Monday, June 2, 2014

The LA Times Worries For Week Two Box Office

Steven Zeitchik has an impressively overwrought piece on the very large falls in the second week box offices of Godzilla 33, Spider-Man 5, and X-Men 7. Mr. Zeitchik worries that the big falls in week 2 for these movies might represent a problematic trend in movie-going and may even represent a problem with American culture (really). He says:
But the fact that it’s happening so consistently suggests there’s a larger cultural force at work, a get-them-in-at-any-cost mentality that is coming home to roost not long after. It is a mind-set that acknowledges, and plays off, an attention-deficit-disorder culture.
The very simple response: it is three movies! That isn't "happening so consistently" - it is happening three times. Trying to divine some broader trend from three movies, and, worse, trying to spin it into some cultural critique is ridiculous.

Worse still, Mr. Zeitchik undermines his very own argument by pointing out that this hasn't happened to big tentpole films as far away as...last year. But he need not have gone back even that far.

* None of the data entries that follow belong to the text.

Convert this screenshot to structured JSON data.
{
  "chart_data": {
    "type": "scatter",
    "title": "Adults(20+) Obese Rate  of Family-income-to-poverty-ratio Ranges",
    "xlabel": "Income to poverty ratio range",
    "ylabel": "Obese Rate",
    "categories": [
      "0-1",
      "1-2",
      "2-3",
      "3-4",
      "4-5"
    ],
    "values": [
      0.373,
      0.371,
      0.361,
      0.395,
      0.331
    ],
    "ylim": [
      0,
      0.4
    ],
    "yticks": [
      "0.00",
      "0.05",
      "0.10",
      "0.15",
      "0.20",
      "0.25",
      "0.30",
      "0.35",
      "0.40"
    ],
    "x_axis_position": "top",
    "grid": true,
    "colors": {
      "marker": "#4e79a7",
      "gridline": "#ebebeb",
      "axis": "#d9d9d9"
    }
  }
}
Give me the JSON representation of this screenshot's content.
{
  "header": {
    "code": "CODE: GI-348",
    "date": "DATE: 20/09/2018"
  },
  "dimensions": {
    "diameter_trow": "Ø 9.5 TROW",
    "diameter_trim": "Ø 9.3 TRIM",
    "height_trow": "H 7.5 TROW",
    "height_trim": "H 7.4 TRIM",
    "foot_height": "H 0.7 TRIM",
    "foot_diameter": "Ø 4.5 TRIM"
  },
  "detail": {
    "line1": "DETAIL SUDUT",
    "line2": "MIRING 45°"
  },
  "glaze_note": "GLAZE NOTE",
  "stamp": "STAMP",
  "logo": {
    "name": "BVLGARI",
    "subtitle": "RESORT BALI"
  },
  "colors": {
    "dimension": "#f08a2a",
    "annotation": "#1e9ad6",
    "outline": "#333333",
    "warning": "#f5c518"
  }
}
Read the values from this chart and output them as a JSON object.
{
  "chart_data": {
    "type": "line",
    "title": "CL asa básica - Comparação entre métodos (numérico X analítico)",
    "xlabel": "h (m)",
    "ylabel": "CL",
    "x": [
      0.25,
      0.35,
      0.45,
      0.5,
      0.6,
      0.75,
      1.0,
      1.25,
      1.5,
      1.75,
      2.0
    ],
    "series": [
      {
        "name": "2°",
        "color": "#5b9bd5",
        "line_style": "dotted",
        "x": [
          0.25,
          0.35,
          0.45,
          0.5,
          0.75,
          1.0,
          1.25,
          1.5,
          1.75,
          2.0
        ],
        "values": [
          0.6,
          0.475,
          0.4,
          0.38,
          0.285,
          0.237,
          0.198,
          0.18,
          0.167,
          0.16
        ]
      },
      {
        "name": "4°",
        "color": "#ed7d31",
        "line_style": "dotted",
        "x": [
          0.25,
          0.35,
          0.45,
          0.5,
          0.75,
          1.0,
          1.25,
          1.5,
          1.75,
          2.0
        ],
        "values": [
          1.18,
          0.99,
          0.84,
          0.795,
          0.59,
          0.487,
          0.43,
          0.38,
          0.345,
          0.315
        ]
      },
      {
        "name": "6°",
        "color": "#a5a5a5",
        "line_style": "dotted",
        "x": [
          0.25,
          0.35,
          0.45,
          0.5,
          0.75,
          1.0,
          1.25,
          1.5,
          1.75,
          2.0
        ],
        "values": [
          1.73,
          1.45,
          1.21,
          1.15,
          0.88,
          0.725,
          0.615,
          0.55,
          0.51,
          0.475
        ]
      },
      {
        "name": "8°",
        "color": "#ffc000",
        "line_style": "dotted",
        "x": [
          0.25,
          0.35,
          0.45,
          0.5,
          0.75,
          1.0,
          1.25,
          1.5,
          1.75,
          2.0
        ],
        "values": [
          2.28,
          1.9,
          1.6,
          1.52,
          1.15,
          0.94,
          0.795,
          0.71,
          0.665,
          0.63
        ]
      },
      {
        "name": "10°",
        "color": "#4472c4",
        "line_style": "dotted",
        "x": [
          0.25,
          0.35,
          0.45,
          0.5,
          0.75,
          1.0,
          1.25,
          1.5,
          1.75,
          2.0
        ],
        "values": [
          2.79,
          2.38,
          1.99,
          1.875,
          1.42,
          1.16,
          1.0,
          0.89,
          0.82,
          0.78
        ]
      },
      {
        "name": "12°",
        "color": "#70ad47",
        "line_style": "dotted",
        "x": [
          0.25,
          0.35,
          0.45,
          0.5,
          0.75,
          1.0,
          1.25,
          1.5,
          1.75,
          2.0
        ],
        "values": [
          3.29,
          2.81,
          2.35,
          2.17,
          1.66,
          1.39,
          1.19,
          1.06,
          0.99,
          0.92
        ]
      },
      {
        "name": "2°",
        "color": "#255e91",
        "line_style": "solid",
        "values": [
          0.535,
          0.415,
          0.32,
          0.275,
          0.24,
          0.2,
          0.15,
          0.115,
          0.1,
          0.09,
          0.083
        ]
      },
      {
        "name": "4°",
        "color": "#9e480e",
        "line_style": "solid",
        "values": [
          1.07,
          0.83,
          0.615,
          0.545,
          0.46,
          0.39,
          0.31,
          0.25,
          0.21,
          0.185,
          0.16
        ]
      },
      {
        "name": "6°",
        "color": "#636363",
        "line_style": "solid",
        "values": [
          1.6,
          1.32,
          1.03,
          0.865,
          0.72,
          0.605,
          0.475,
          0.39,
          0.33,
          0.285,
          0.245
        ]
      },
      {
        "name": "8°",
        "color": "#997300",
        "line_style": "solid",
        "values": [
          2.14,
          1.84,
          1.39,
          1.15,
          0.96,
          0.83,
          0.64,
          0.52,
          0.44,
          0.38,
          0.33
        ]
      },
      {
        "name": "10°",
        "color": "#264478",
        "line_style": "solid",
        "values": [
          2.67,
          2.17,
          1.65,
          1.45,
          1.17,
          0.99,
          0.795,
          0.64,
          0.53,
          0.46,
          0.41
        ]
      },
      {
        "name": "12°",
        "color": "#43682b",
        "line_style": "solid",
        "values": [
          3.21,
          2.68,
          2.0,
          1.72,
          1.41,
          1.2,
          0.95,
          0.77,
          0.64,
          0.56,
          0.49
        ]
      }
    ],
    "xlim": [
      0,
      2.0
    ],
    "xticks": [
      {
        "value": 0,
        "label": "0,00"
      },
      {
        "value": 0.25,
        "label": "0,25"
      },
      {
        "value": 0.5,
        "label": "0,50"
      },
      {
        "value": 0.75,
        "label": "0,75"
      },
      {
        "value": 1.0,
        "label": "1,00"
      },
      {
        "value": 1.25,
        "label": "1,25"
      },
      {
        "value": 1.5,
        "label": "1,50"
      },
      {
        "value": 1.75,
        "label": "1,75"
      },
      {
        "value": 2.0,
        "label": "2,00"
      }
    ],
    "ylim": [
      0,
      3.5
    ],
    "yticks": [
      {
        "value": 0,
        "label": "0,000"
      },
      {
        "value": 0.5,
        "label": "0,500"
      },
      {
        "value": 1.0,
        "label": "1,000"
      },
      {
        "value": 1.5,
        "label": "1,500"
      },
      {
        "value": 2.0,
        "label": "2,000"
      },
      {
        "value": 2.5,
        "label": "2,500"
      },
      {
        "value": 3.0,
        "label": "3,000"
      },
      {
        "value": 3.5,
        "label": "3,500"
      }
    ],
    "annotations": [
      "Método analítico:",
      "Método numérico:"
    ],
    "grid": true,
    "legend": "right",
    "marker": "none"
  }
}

Per Box Office Mojo, in April of this year Captain America fell in its second week less than the 60% threshold that seems to frighten Mr. Zeitchik. As did Divergent (March), Neighbors (May), the 300 sequel (March), Mr. Peabody & Sherman (March), Rio 2 (April), and Ride Along (January). Of the 12 films released in 2014 that have passed $100 million as of today, four of them had second week drop-offs in excess of 60% (Noah, along with the three mentioned in the article). Even the shitty Robocop and Jack Ryan reboots dropped less than 60% in their second weeks.

In short, there just isn't sufficient evidence to support Mr. Zeitchik's thesis. Three movies in the span of a month does not make a trend, at least not where all the other evidence during this year has been contrary to that thesis. And even if we were inclined to identify a trend, it would be better to look at similarities between the outliers, rather than trying to turn the outliers into the mainline trend.

All three of the examples cited in the article are venerable franchise films (one a clean reboot, the other two direct sequels). It stands to reason that fans of each popular franchise will rush to the theater in week 1 to catch up on their favorites, while the fact that they are sequels (or a reboot of a franchise with very mixed quality) means that there isn't a lot of room to build new audiences.

As I suggested in my short review of the X-Men film, it was basically made as a "for fans only" film - people with no understanding of the X-Men backstory would be completely lost, while those that haven't caught every film will just be somewhat lost. It just isn't a film designed to build a larger audience.

If there's a problem afoot with these summer franchise films, it isn't that there is an "attention-deficit-disorder culture," it is that Hollywood is spending bigger and bigger budgets to try and recapture the same audience again and again without investing in material likely to build new audiences. If we're going to find something for Hollywood to be concerned about based on these three movies, that seems like the thing at which we should point.